WASHINGTON DC, KOMPAS.com - Presiden Amerika Serikat (AS) Donald Trump mengumumkan langkah mengejutkan untuk mengizinkan 600.000 mahasiswa asal China menempuh pendidikan di universitas-universitas AS.
Pernyataan itu disampaikan pada Senin (25/8/2025), hanya beberapa bulan setelah pemerintahannya melancarkan pengetatan visa terhadap mahasiswa China.
Pengumuman ini dinilai sebagai perubahan tajam dari sikap keras Trump sebelumnya, yang sempat menganggap mahasiswa China sebagai potensi ancaman keamanan nasional.
Baca juga: AS Anggap Mahasiswa China sebagai Ancaman, Kini Visa Dicabut
Saat ditanya wartawan di Ruang Oval, Trump menyinggung hubungannya dengan Presiden China Xi Jinping.
Ia berkata, “Saya mendengar banyak cerita tentang ‘kita tidak akan izinkan mahasiswa mereka’, tetapi kita akan izinkan mahasiswa mereka masuk. Kita akan izinkan itu. Itu sangat penting – 600.000 mahasiswa.”
Keesokan harinya, dalam rapat kabinet, Trump kembali menegaskan, “Saya sudah katakan kepada Presiden Xi bahwa kami merasa terhormat memiliki mahasiswa mereka di sini. Tentu saja, kita tetap periksa dengan hati-hati siapa yang datang.”

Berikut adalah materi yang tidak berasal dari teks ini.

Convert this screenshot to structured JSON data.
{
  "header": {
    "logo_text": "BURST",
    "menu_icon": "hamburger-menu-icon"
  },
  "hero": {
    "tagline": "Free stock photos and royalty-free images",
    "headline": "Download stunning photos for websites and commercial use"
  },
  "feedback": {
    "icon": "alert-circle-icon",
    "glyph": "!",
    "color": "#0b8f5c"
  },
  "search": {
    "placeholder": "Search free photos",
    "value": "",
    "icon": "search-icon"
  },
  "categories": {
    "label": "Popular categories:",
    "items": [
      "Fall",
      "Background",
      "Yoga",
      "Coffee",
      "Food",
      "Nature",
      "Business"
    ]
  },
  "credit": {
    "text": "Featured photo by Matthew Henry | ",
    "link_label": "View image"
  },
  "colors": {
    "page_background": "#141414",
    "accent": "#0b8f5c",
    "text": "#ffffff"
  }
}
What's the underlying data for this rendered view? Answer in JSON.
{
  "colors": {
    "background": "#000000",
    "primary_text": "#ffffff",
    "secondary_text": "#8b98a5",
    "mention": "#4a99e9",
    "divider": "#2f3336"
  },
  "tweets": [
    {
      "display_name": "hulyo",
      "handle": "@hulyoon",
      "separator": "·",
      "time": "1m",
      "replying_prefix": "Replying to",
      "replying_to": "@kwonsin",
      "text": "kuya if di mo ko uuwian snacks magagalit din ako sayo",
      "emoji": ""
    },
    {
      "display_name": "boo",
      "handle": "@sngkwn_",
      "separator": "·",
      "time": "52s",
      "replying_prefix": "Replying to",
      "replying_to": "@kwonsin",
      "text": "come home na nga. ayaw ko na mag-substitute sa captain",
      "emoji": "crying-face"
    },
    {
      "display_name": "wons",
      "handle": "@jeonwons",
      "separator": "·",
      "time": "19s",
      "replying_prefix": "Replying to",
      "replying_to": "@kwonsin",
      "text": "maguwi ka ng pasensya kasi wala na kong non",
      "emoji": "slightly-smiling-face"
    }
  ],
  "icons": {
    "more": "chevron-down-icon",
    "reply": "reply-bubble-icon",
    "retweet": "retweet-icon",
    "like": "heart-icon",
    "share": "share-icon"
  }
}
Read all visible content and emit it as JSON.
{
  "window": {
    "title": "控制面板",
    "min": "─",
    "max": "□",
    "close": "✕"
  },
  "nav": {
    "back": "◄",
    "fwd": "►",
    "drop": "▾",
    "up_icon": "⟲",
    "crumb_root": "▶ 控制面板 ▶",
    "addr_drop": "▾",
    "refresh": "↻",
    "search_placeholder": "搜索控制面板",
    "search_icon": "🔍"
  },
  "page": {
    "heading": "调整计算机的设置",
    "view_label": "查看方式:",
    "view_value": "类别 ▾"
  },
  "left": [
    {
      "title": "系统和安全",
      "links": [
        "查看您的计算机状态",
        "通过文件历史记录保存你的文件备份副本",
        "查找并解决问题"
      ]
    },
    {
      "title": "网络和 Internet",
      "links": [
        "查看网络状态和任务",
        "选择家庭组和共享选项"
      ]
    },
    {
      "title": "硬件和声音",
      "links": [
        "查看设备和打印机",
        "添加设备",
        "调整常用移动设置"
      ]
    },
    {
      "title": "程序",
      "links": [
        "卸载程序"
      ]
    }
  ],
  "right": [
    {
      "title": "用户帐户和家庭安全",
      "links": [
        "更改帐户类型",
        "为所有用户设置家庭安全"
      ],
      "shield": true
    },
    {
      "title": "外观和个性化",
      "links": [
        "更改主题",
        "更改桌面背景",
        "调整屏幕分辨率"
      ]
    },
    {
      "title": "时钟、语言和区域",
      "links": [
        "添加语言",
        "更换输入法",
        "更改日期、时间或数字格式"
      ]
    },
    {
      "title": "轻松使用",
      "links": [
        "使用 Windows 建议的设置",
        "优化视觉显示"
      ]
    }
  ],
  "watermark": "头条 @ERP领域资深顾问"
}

Trump juga menambahkan bahwa AS akan kesulitan jika tanpa keberadaan mahasiswa China.
Kementerian Luar Negeri China melalui juru bicara Guo Jiakun menyambut positif pernyataan Trump.
Dalam konferensi pers rutin pada Rabu (27/8/2025), Guo mengatakan pihaknya berharap AS benar-benar menjalankan komitmen tersebut.
Namun, Guo juga mendesak Washington untuk menghentikan apa yang disebutnya sebagai “pelecehan, interogasi, dan deportasi tanpa alasan” terhadap mahasiswa China.
Kebijakan terbaru ini bertolak belakang dengan pernyataan yang dibuat pemerintahan Trump pada Mei lalu.
Saat itu, Menteri Luar Negeri AS Marco Rubio menyebut Trump akan “secara agresif” mencabut visa mahasiswa China, terutama mereka yang dianggap terkait Partai Komunis China (CCP) atau menempuh studi di bidang strategis.
Bahkan pada Agustus, Departemen Luar Negeri AS dilaporkan telah mencabut 6.000 visa mahasiswa internasional karena pelanggaran aturan. Belum jelas berapa banyak di antaranya yang berasal dari China.
Kyle Chan, peneliti China di Universitas Princeton, menilai kebijakan yang kabur waktu itu justru bagian dari strategi.